O ANDRÉ A CONTRIBUIR PARA A FELICIDADE DA MARIA
Julho 05, 2020
J.J. Faria Santos
Reparem no tom épico, entre o arrebatamento e o fanatismo: “um dos dias mais felizes da minha vida”; “fez-me verter as lágrimas de esperança que mantinha presas nos olhos, à espera do momento certo para serem choradas de emoção”; “Obrigada (…) àqueles que formam o pilar que eleva o nosso líder e que, se Deus e os portugueses quiserem, em breve, será o homem que tornará Portugal grande novamente.” As palavras da actriz Maria Vieira no Facebook revelam todo o seu entusiasmo pelo homem que rebentou o dique das suas emoções e que ela acha que devolverá a grandeza a Portugal. André Ventura é o homem dos momentos certos, com aquela retórica de convicções incertas, mas com o talento exacto para transformar em slogans eficazes as tiradas de ressentimento, desconforto ou pura ignorância que os excluídos e os desprotegidos debitam à mesa do café, nos fóruns da comunicação social ou nos comentários que são autênticos esgotos a céu aberto nas redes sociais.
Maria Vieira falava no rescaldo da manifestação promovida sob o lema “Portugal não é Racista” e que, de acordo com o insuspeito Observador, se “transformou num comício do Chega”, conforme relato onde se dá conta da preocupação dos correligionários do populista com a popularidade: é que “em cima da hora agendada para o arranque da manifestação, apenas duas ou três centenas de manifestantes, nem todos militantes do Chega, aguardavam pela chegada de André Ventura”. Felizmente que a coisa se compôs, e que cerca de 1200 manifestantes puderam acompanhar o querido líder, não permitindo que ele descesse a “Avenida sozinho”. Alguns terão tido a possibilidade de testemunhar o seu talento para a provocação, numa encenação que passa por coragem ou desassombro, mas que é suficientemente ambígua para permitir a negação. Há um braço levantado no ar, direito. Segundo o Expresso online, um dos manifestantes dirige a palavra a Ventura: “Ó André, não levantes a mão assim que eles vão fotografar isso”. O tom é jocoso. Prossegue o Expresso: “Ventura ri-se, acena e baixa a mão, algumas fotografias depois. A caminhada prossegue.” Objectivo concretizado. Não existe essa coisa a que alguns insistem em chamar de publicidade (ou propaganda) negativa. Que importa que seja miserável e sintoma de torpeza moral imitar gestos que evocam as páginas mais negras da história da Humanidade, onde, para usar linguagem que ele aprecia, se cometeram crimes “hediondos”?

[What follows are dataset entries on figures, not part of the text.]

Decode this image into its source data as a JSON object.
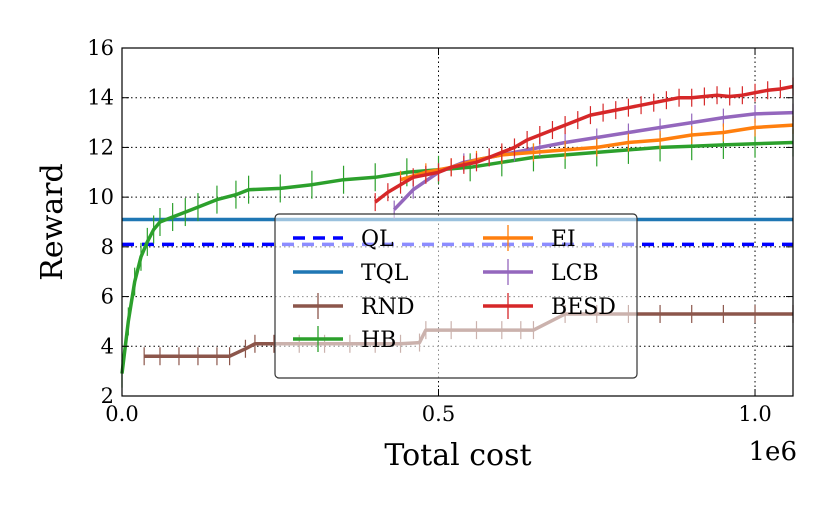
{
  "chart_data": {
    "type": "line",
    "title": "",
    "xlabel": "Total cost",
    "ylabel": "Reward",
    "x_offset_label": "1e6",
    "xlim": [
      0,
      1060000
    ],
    "ylim": [
      2,
      16
    ],
    "grid": true,
    "grid_style": "dotted",
    "x_ticks": [
      0,
      500000,
      1000000
    ],
    "x_tick_labels": [
      "0.0",
      "0.5",
      "1.0"
    ],
    "y_ticks": [
      2,
      4,
      6,
      8,
      10,
      12,
      14,
      16
    ],
    "y_tick_labels": [
      "2",
      "4",
      "6",
      "8",
      "10",
      "12",
      "14",
      "16"
    ],
    "legend_position": "bottom-center",
    "series": [
      {
        "name": "QL",
        "color": "#0000ff",
        "style": "dashed",
        "x": [
          0,
          1060000
        ],
        "y": [
          8.1,
          8.1
        ]
      },
      {
        "name": "TQL",
        "color": "#1f77b4",
        "style": "solid",
        "x": [
          0,
          1060000
        ],
        "y": [
          9.1,
          9.1
        ]
      },
      {
        "name": "RND",
        "color": "#8c564b",
        "style": "errorbar",
        "x": [
          35000,
          60000,
          90000,
          120000,
          150000,
          170000,
          195000,
          210000,
          240000,
          280000,
          320000,
          360000,
          400000,
          440000,
          470000,
          480000,
          520000,
          560000,
          600000,
          630000,
          650000,
          700000,
          750000,
          800000,
          850000,
          900000,
          950000,
          1000000,
          1060000
        ],
        "y": [
          3.6,
          3.6,
          3.6,
          3.6,
          3.6,
          3.6,
          3.9,
          4.1,
          4.1,
          4.1,
          4.1,
          4.1,
          4.1,
          4.1,
          4.15,
          4.65,
          4.65,
          4.65,
          4.65,
          4.65,
          4.65,
          5.3,
          5.3,
          5.3,
          5.3,
          5.3,
          5.3,
          5.3,
          5.3
        ]
      },
      {
        "name": "HB",
        "color": "#2ca02c",
        "style": "errorbar",
        "x": [
          0,
          10000,
          20000,
          30000,
          40000,
          50000,
          60000,
          80000,
          100000,
          120000,
          150000,
          180000,
          200000,
          250000,
          300000,
          350000,
          400000,
          450000,
          500000,
          550000,
          600000,
          650000,
          700000,
          750000,
          800000,
          850000,
          900000,
          950000,
          1000000,
          1060000
        ],
        "y": [
          2.9,
          5.0,
          6.6,
          7.6,
          8.2,
          8.7,
          9.0,
          9.2,
          9.4,
          9.6,
          9.9,
          10.1,
          10.3,
          10.35,
          10.5,
          10.7,
          10.8,
          11.0,
          11.1,
          11.2,
          11.4,
          11.6,
          11.7,
          11.8,
          11.9,
          12.0,
          12.05,
          12.1,
          12.15,
          12.2
        ]
      },
      {
        "name": "EI",
        "color": "#ff7f0e",
        "style": "errorbar",
        "x": [
          440000,
          480000,
          520000,
          560000,
          600000,
          650000,
          700000,
          750000,
          800000,
          850000,
          900000,
          950000,
          1000000,
          1060000
        ],
        "y": [
          10.7,
          11.0,
          11.2,
          11.5,
          11.7,
          11.8,
          11.9,
          12.0,
          12.2,
          12.3,
          12.5,
          12.6,
          12.8,
          12.9
        ]
      },
      {
        "name": "LCB",
        "color": "#9467bd",
        "style": "errorbar",
        "x": [
          430000,
          460000,
          500000,
          540000,
          580000,
          620000,
          660000,
          700000,
          750000,
          800000,
          850000,
          900000,
          950000,
          1000000,
          1060000
        ],
        "y": [
          9.5,
          10.3,
          11.0,
          11.4,
          11.6,
          11.8,
          12.0,
          12.2,
          12.4,
          12.6,
          12.8,
          13.0,
          13.2,
          13.35,
          13.4
        ]
      },
      {
        "name": "BESD",
        "color": "#d62728",
        "style": "errorbar",
        "x": [
          400000,
          420000,
          440000,
          460000,
          480000,
          500000,
          520000,
          540000,
          560000,
          580000,
          600000,
          620000,
          640000,
          660000,
          680000,
          700000,
          720000,
          740000,
          760000,
          780000,
          800000,
          820000,
          840000,
          860000,
          880000,
          900000,
          920000,
          940000,
          960000,
          980000,
          1000000,
          1020000,
          1040000,
          1060000
        ],
        "y": [
          9.8,
          10.2,
          10.5,
          10.8,
          10.9,
          11.0,
          11.2,
          11.3,
          11.4,
          11.6,
          11.8,
          12.0,
          12.3,
          12.5,
          12.7,
          12.9,
          13.1,
          13.3,
          13.4,
          13.5,
          13.6,
          13.7,
          13.8,
          13.9,
          14.0,
          14.0,
          14.05,
          14.1,
          14.05,
          14.1,
          14.2,
          14.3,
          14.35,
          14.45
        ]
      }
    ]
  }
}
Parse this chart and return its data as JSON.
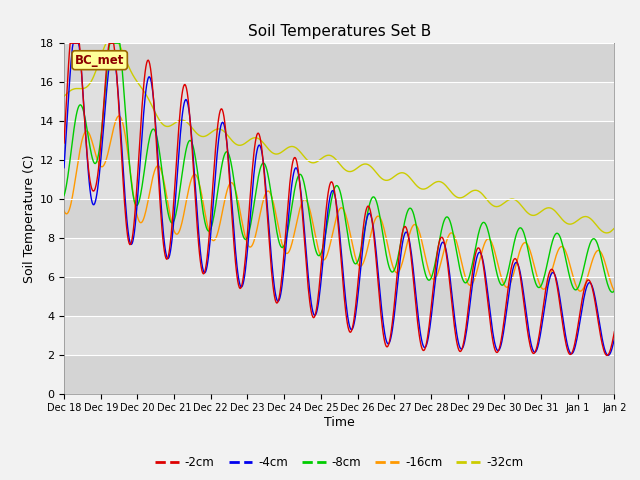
{
  "title": "Soil Temperatures Set B",
  "xlabel": "Time",
  "ylabel": "Soil Temperature (C)",
  "ylim": [
    0,
    18
  ],
  "annotation": "BC_met",
  "series_colors": {
    "-2cm": "#dd0000",
    "-4cm": "#0000ee",
    "-8cm": "#00cc00",
    "-16cm": "#ff9900",
    "-32cm": "#cccc00"
  },
  "series_labels": [
    "-2cm",
    "-4cm",
    "-8cm",
    "-16cm",
    "-32cm"
  ],
  "xtick_labels": [
    "Dec 18",
    "Dec 19",
    "Dec 20",
    "Dec 21",
    "Dec 22",
    "Dec 23",
    "Dec 24",
    "Dec 25",
    "Dec 26",
    "Dec 27",
    "Dec 28",
    "Dec 29",
    "Dec 30",
    "Dec 31",
    "Jan 1",
    "Jan 2"
  ],
  "yticks": [
    0,
    2,
    4,
    6,
    8,
    10,
    12,
    14,
    16,
    18
  ],
  "band_colors": [
    "#d4d4d4",
    "#e0e0e0"
  ]
}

O homem é um artista completo. Julga-se com o talento para combinar a gravitas do estadista com o desbragamento da stand-up comedy. O seu leque de interesses é tão abrangente que vai dos dotes domésticos de Ana Paula Vitorino e da maquilhagem de Joana Amaral Dias até à participação de Humberto Delgado “em ac[to]s terroristas que vitimaram crianças”. O homem está nos píncaros. Não só recebeu um convite de Trump para participar na convenção do Partido Republicano como confessou na manifestação ter tido um chamamento ou uma inspiração divina: “Alguma coisa me disse que não podíamos recuar e que Deus estaria no comando.” Nesta arriscada tangente ao estilo Bolsonaro, não há duas interpretações possíveis: ou o Divino se filiou no Chega ou trata-se de uma desavergonhada invocação do nome de Deus em vão. Em breve André poderá recriar a palavra de ordem de Bolsonaro. Qualquer coisa como: Portugal acima de tudo, Deus acima de todos e o Chega à espreita. Para felicidade da Maria.